Sunday, February 3, 2019
Art, Surrealism, and the Grotesque Essay -- Exploratory Essays Researc
The term grotesque in dodge and literature, commonly refersto the juxtaposition of extreme contrasts such as horror andhumor, or beauty and monstrosity, or desire and revulsion. Onefunction of this juxtaposition of the lucid and the irrationalis to subdue or normalize the unknown, and thereby control it. The simultaneity of mutually exclusive emotional states, and thediscomfort it might cause, inspires a Freudian analytic amateuralapproach because of its focus on controlling reduce desiresthrough therapeutic rationality.

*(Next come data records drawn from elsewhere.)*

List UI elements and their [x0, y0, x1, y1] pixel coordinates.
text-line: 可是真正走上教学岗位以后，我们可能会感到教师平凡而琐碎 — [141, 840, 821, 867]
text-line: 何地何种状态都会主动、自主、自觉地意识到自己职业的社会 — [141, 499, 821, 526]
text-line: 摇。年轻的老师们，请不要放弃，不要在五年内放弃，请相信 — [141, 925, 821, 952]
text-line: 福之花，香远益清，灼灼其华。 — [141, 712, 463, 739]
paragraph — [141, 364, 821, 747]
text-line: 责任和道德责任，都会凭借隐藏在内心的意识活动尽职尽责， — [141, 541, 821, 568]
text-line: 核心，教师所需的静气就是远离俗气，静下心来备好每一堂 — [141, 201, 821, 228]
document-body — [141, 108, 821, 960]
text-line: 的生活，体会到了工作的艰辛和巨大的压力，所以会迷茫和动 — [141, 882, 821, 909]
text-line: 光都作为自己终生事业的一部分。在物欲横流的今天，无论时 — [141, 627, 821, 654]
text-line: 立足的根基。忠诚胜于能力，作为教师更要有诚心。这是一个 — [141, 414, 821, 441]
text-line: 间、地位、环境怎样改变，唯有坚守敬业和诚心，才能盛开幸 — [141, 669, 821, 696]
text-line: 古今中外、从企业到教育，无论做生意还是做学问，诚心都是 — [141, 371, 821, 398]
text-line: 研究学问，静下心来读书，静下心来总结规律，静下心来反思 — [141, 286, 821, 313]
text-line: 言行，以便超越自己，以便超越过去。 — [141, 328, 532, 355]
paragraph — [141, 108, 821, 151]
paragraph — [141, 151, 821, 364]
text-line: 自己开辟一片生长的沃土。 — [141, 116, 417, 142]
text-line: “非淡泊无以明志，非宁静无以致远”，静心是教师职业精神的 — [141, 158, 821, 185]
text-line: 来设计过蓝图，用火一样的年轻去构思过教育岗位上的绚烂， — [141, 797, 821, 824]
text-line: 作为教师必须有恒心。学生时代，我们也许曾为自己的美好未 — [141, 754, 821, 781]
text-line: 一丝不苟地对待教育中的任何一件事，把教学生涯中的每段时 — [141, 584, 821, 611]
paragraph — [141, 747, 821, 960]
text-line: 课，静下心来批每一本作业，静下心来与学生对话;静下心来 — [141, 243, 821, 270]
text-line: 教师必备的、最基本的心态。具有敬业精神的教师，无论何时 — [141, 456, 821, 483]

There are volumes of Freudian graphics criticism, which typicallybegin by calling attention to manifestations, in some influence ofart, of the darkest desires of the id. Perhaps in no field ofart criticism does Freuds look up appear more frequently than insurrealism, and for various reasons, the grotesque figures very(prenominal)strongly in that art movement. From the association ofsurrealist art and Freud, we can withhold a cursory understanding of the grotesque in this breed of Modernist art the grotesqueappears as an image, the content of which might traditionally berepressed, that instead, it is expressed within the controlledconfines of a work of art. The psychoanalytic critic will focuson the simultaneous attraction to and repulsion from the dream- deal imagery on the surrealist canvas. Yet, this does notconsider the surrealist notion of art as a liberation of thesubconscious, nor does such analysis adequately incorporate thesurrealist purpose of political revolution. Instead, it reducessurrealist art criticism to the interpretation of dreams. ThisFreudian view becomes in addition limiting of our understanding ofsurrealism, the grotesque, and perhaps even of ourselves... ...d Practice of Dream Interpretation. in Freud Therapy and Technique. ed. Philip Rieff. New York Collier Press, 1963. pp. 205-235. Heidegger, Martin. What is Metaphysics? in Basic Writings, ed. David Farrell Krell. New York Harper & Row, 1977.Plank, William. Sartre and Surrealism. Ann spindle Univeristy of Michigan Research Press, 1972.Sartre, Jean-Paul. Nausea. trans. Lloyd Alexander. New York New Directions, 1964.------- The Psychology of Imagination. trans. Bernard Frechtman. New York cap Square Press, 1966.------- The Writings of Jean-Paul Sartre A Bibliographic Life Chicago north University Press. Interview with Claudine Chonez in Marianne, Dec. 7, 1938.------- What is Literature? and Other Essays. Trans. Steven Ungar. Cambridge Harvard University Press, 1988.